• Robin Lyons

Wife Killer


Are you still close to any friends from your childhood? If you weren’t and one reached out to you, would you trust them?


The wife—a military wife—in this true-crime case and her husband lived on an army base. At the time of the attack, her husband was on a deployment to South Korea.


Her childhood friend, whom she hadn't seen for some time, did a bad, bad thing.


I’m going to assume that the wife gave permission for the childhood friend to enter the base (it’s the only way he could have been at her house). Her childhood friend also held the title of a felon on supervised release after an 8-year imprisonment for armed robbery. In the early morning, as she slept, the childhood friend shot and killed the wife then fled in her vehicle.


The wife killer went on the run, later captured in another state. Prior to his capture, one of his friends, also a felon, took charge of the weapon. An acquaintance agreed to set the victim’s car on fire. Those two met at a half-way house while they were both serving supervised release.

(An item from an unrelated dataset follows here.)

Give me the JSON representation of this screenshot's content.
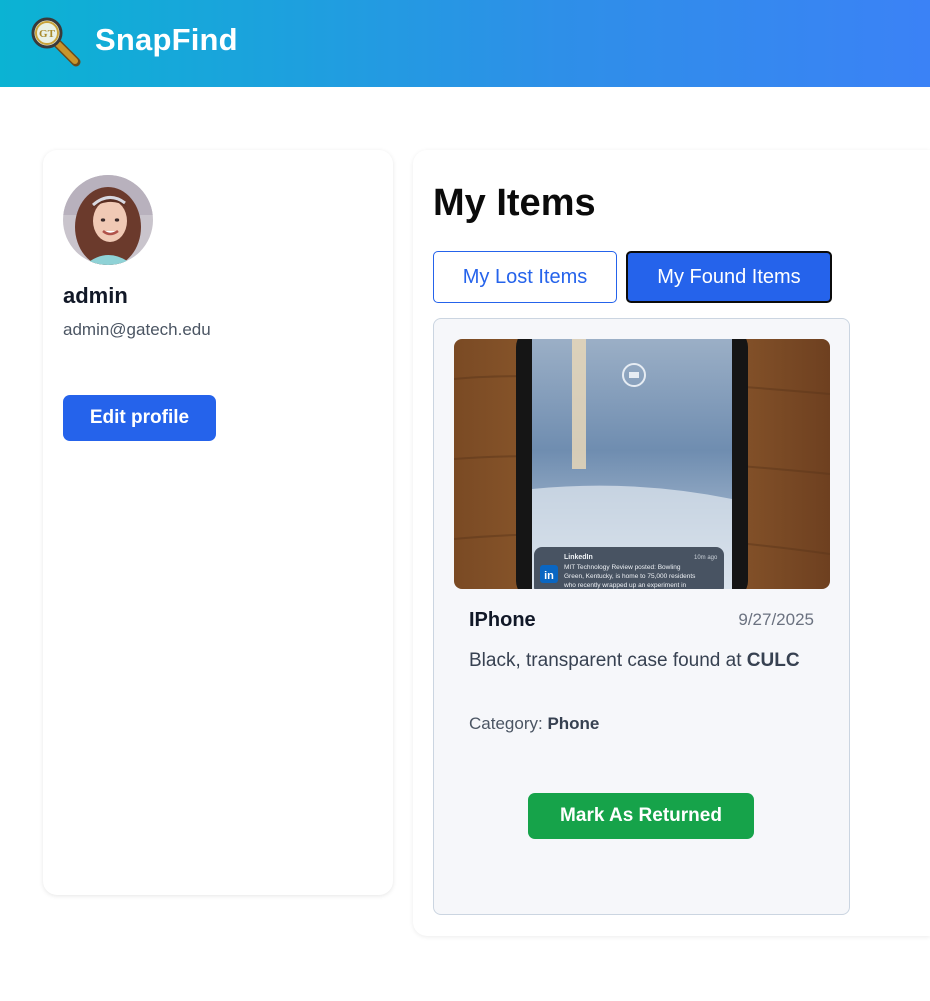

After his capture, he pleaded guilty to Premeditated Murder and Possession of a Firearm. The judge sentenced him to 58-years in prison, followed by five years of supervised release. Based on his age and the fact that there is no early release in the federal system, his sentence is essentially a life sentence.


Worth Mentioning: Law enforcement apprehended the acquaintance who torched the victim’s car. He pleaded guilty to Use of Fire in the Commission of a Federal Felony. The judge sentenced him to 10-years in prison, to pay more than $26,000 in restitution, and three years of supervised released after serving his sentence.


Law enforcement also apprehended the friend who had taken the weapon used in the crime. He pleaded guilty to Possession of a Firearm by a Convicted Felon. The judge sentenced him to 45-months in prison.